Leitsatz (amtlich)
Der Begünstigung gemäß Art. 1 Nr. 1 Buchst. a GrESWG-Bayern steht nicht entgegen, daß mehrere Personen das Grundstück, das sie entsprechend der Begünstigungsvorschrift bebauen wollen, zu Miteigentum nach Bruchteilen erwerben und das gemeinschaftliche Eigentum flächenmäßig in Alleineigentum umwandeln, wenn die Aufteilung bereits im Kaufvertrag beurkundet worden ist.
Normenkette
GrESWG-Bayern Art. 1 Nr. 1 Buchst. a
Tatbestand
Die Eheleute A sowie die Eheleute M (sämtliche Kläger und Revisionsbeklagte dieses Verfahrens) kauften mit Vertrag vom 19. November 1965 je einen Viertelmiteigentumsanteil an einem unbebauten Grundstück für insgesamt 72 000 DM. In Abschn. H des notariellen Kaufvertrags war vereinbart, daß das Baugrundstück, falls die Stadt dies genehmige, in zwei Hälften aufgeteilt, die eine Grundstückshälfte von den Eheleuten A und die andere Hälfte von den Eheleuten M zu je einem halben Miteigentum übernommen werden sollte. Dies geschah aufgrund eines weiteren notariellen Vertrages vom 3. Januar 1967.

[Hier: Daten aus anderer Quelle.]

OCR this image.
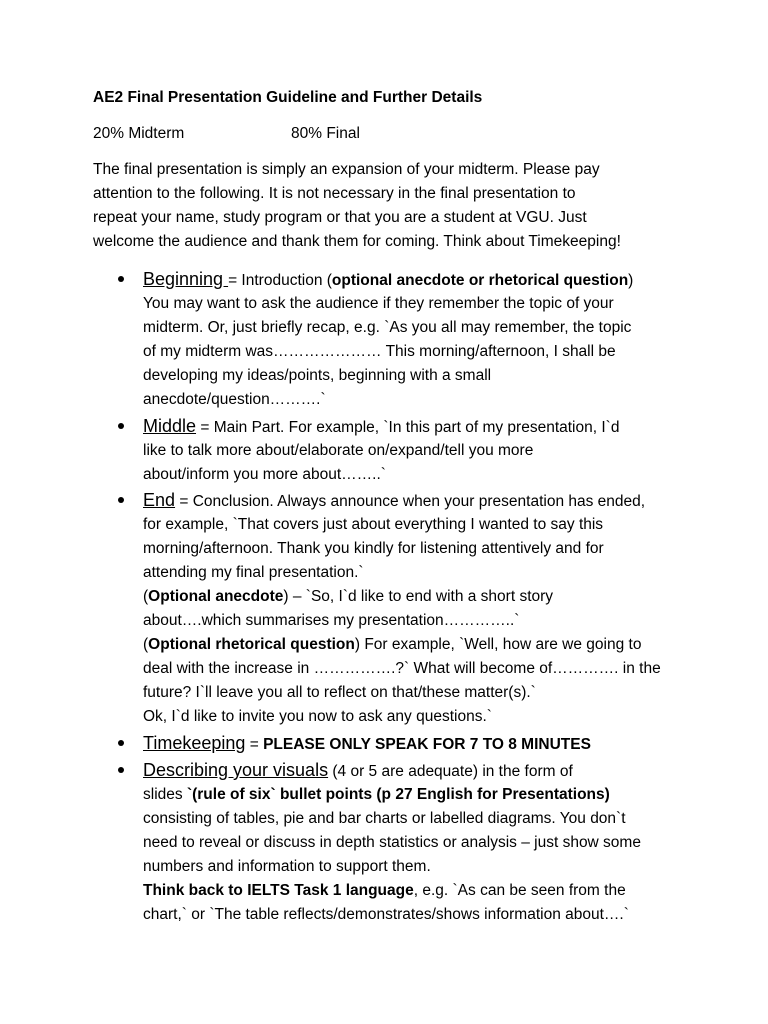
AE2 Final Presentation Guideline and Further Details
20% Midterm	80% Final
The final presentation is simply an expansion of your midterm. Please pay
attention to the following. It is not necessary in the final presentation to
repeat your name, study program or that you are a student at VGU. Just
welcome the audience and thank them for coming. Think about Timekeeping!
Beginning = Introduction (optional anecdote or rhetorical question)
You may want to ask the audience if they remember the topic of your
midterm. Or, just briefly recap, e.g. `As you all may remember, the topic
of my midterm was………………… This morning/afternoon, I shall be
developing my ideas/points, beginning with a small
anecdote/question……….`
Middle = Main Part. For example, `In this part of my presentation, I`d
like to talk more about/elaborate on/expand/tell you more
about/inform you more about……..`
End = Conclusion. Always announce when your presentation has ended,
for example, `That covers just about everything I wanted to say this
morning/afternoon. Thank you kindly for listening attentively and for
attending my final presentation.`
(Optional anecdote) – `So, I`d like to end with a short story
about….which summarises my presentation…………..`
(Optional rhetorical question) For example, `Well, how are we going to
deal with the increase in …………….?` What will become of…………. in the
future? I`ll leave you all to reflect on that/these matter(s).`
Ok, I`d like to invite you now to ask any questions.`
Timekeeping = PLEASE ONLY SPEAK FOR 7 TO 8 MINUTES
Describing your visuals (4 or 5 are adequate) in the form of
slides `(rule of six` bullet points (p 27 English for Presentations)
consisting of tables, pie and bar charts or labelled diagrams. You don`t
need to reveal or discuss in depth statistics or analysis – just show some
numbers and information to support them.
Think back to IELTS Task 1 language, e.g. `As can be seen from the
chart,` or `The table reflects/demonstrates/shows information about….`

Die Kläger verpflichteten sich gemäß Art. 3 Abs. 2 des Bayerischen Gesetzes über die Grunderwerbsteuerbefreiung für den sozialen Wohnungsbau i. d. F. des Änderungsgesetzes vom 12. November 1958 - GrESWG-Bayern - (GVBl 1958, 330) zur Erstellung je eines steuerbegünstigten Wohnhauses (Doppelhaus) auf der ihnen vereinbarungsgemäß zugewiesenen Grundstückshälfte. Das beklagte FA (Beklagter) stellte jedoch den Viertelanteilserwerb der Kläger jeweils nur zur Hälfte gemäß Art. 1 Nr. 1 Buchst. a GrESWG-Bayern von der Grunderwerbsteuer frei und versteuerte ihn zur anderen Hälfte, indem es jeweils die Grunderwerbsteuer aus 9 000 DM auf 630 DM festsetzte.
Nach erfolglosen Einsprüchen hob das FG die angefochtenen Steuerbescheide samt Einspruchsentscheidungen ersatzlos auf. Die Miteigentumsanteile seien ideelle Anteile am Grundstück, die gemäß § 2 Abs. 1 Satz 1 GrEStG selbst als Grundstücke anzusehen seien. Zwar sei die Absicht der Eheleute A und M beim Erwerb nur dahingegangen, jeweils eine Flächenhälfte in eigener Regie zu bebauen. Gleichwohl könne die Steuerfestsetzung nicht bestehenbleiben, weil beim Erwerb der jeweiligen Anteile bereits die Absicht bestanden habe, die Grundstücke flächenweise unter den Ehegatten aufzuteilen. Diese Aufteilung sei nach § 7 Abs. 1 GrEStG steuerfrei, weshalb auch die Absicht, nicht das ganze Grundstück zu bebauen, als unschädlich anzusehen sei.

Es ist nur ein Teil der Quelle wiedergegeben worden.